Effective database management is an uphill struggle, especially if you are unsure of what steps you can take to streamline your SQL Server setup to squeeze the best performance from it.
With that in mind, here are just a few pieces of advice that should make a real difference to how your database operates.
Use tools to fix suboptimal queries
You can spend hours or even days battling to find imperfect queries within your database that create unnecessary performance bottlenecks. Still, the manual approach to troubleshooting is entirely unnecessary, thanks to modern tools.
For example, with the help of SentryOne SQL execution plan analysis, you can quickly pinpoint problematic queries and tune them to be more efficient and well optimized. Resource-hogging operations will no longer be buried out of sight but will be brought to light, and the intuitive interface means you can see exactly where the problems lie.
Consider formatting from a usability perspective
Suppose you are solely responsible for handling the coding side of your database. In that case, you might be tempted to plow ahead with your own preferred techniques and esoteric approaches to formatting simply because this is what you are used to.

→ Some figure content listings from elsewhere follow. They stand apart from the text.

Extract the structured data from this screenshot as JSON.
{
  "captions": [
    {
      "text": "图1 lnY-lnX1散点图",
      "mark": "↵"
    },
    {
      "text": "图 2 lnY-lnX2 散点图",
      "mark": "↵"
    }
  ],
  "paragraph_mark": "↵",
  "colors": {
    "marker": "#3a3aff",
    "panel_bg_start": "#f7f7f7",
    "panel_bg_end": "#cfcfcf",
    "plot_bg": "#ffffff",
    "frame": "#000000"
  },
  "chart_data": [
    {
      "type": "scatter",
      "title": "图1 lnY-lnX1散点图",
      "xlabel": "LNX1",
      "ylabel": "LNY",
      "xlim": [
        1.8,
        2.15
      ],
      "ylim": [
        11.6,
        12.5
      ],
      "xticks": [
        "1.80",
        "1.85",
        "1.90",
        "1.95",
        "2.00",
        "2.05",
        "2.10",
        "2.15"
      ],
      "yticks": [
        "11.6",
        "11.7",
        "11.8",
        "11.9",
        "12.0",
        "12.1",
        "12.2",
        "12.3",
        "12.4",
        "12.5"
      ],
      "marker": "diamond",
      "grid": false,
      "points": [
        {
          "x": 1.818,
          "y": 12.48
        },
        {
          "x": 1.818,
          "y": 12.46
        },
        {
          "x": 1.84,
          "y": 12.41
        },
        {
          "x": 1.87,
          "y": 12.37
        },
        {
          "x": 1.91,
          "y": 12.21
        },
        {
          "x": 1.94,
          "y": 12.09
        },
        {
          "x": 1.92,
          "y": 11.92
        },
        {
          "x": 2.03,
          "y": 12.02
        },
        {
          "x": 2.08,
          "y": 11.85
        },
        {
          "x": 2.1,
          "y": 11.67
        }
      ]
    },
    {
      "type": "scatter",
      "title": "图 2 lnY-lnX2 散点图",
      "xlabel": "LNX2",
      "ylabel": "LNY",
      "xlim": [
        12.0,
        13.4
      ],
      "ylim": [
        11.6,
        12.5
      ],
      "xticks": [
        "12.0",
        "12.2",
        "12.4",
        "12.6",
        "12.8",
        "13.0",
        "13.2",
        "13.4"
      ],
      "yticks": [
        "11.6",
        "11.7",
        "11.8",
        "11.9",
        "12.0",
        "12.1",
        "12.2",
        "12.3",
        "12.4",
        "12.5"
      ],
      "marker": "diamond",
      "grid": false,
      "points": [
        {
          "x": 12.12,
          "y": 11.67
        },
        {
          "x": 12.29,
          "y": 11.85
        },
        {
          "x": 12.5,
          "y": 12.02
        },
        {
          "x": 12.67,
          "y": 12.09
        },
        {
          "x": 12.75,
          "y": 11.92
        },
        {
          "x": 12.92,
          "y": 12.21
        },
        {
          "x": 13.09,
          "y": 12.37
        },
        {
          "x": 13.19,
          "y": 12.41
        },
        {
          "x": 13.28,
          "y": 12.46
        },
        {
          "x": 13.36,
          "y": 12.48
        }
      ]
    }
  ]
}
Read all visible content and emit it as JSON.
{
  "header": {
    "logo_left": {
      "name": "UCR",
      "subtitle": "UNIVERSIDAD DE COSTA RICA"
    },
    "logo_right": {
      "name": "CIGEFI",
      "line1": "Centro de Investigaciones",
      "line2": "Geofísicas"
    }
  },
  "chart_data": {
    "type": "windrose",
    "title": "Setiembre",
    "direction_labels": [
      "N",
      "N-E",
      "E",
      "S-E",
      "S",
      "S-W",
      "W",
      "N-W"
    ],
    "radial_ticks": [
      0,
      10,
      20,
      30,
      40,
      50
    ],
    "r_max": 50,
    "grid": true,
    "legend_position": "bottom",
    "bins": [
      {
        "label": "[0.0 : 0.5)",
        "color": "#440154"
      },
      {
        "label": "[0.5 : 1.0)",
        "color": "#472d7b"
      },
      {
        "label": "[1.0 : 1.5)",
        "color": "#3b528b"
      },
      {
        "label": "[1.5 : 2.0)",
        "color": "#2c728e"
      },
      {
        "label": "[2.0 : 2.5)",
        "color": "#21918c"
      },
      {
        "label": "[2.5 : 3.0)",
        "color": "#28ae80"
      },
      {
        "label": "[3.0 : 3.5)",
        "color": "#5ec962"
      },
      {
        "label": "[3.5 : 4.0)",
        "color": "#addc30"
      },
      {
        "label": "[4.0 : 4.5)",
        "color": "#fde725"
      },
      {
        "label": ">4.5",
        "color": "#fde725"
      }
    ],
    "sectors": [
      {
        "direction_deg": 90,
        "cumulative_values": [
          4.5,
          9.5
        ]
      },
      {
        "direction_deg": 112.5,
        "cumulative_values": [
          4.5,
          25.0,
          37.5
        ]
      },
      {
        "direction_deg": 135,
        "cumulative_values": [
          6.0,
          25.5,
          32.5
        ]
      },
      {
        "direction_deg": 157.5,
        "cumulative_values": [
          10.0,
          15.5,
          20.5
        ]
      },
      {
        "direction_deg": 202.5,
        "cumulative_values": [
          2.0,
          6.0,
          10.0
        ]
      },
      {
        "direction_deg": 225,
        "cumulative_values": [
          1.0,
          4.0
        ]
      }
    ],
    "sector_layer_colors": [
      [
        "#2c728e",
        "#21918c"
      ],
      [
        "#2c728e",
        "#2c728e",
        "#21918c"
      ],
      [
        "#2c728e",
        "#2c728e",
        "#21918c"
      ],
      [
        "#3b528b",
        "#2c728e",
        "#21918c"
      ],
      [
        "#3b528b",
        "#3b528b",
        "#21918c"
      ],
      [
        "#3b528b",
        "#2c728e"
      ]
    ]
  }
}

However, you need to remember that not only will you need to be able to scrutinize queries to find flaws, but you also pass on management responsibilities to someone else at some point in the future. It is better to format code in a way that is not just simple for others to understand but also standardized across the database.
This also applies from a readability perspective, so aim to be consistent with your use of upper and lower case letters, for example. It will make life easier for you and any other admins further down the line.

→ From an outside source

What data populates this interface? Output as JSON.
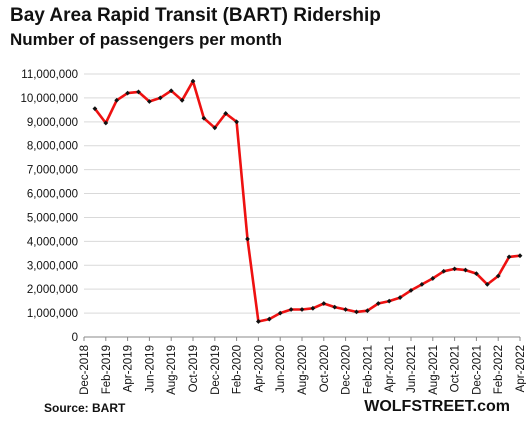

Embrace normalization to provide speed and accuracy
Normalization is a complex yet important aspect of SQL database management. At its most basic level, it is intended to ensure that information is well organized, regardless of the scope of the system itself.
Indeed the larger your database becomes, the more readily the impact of normalization will be felt on performance, so read up on the best practices to ensure you comply with established standards.

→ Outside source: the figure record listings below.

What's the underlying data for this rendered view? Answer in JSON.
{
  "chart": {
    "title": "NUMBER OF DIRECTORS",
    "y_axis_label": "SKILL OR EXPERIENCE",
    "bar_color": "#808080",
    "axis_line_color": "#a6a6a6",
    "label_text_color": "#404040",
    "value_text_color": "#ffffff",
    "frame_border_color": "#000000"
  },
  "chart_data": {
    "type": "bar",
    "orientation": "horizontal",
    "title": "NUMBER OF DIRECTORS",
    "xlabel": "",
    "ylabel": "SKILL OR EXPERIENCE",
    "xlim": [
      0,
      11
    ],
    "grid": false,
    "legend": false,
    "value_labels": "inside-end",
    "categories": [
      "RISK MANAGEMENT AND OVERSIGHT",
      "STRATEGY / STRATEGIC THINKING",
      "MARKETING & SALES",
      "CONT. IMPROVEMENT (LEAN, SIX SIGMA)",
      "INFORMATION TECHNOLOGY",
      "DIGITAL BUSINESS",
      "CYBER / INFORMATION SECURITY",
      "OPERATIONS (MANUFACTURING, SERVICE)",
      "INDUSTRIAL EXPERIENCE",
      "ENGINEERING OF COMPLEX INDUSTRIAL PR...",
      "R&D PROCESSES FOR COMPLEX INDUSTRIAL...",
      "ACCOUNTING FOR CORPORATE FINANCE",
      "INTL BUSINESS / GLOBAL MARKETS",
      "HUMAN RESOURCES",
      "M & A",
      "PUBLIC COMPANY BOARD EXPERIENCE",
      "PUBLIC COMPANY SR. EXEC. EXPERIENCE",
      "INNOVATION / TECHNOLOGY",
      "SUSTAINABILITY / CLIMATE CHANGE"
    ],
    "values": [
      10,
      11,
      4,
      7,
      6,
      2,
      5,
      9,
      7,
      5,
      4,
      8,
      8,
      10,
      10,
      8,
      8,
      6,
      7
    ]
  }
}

Another aspect of a database that often determines how quickly operations can be completed is indexing. Knowing how and when to use indexes in an SQL Server context is crucial to good management.
An index allows queries to find a record without scanning the entire table, which would, of course, be a lengthy process in some cases. As such, indexing makes sense for more extensive databases but is less important when stored information is tiny.
Indexes also need to be rebuilt and reordered over time to deal with fragmentation and ensure they still perform as expected.
Staying on top of all these elements will make the management of a database-less of a chore, so it is better to be proactive than reactive.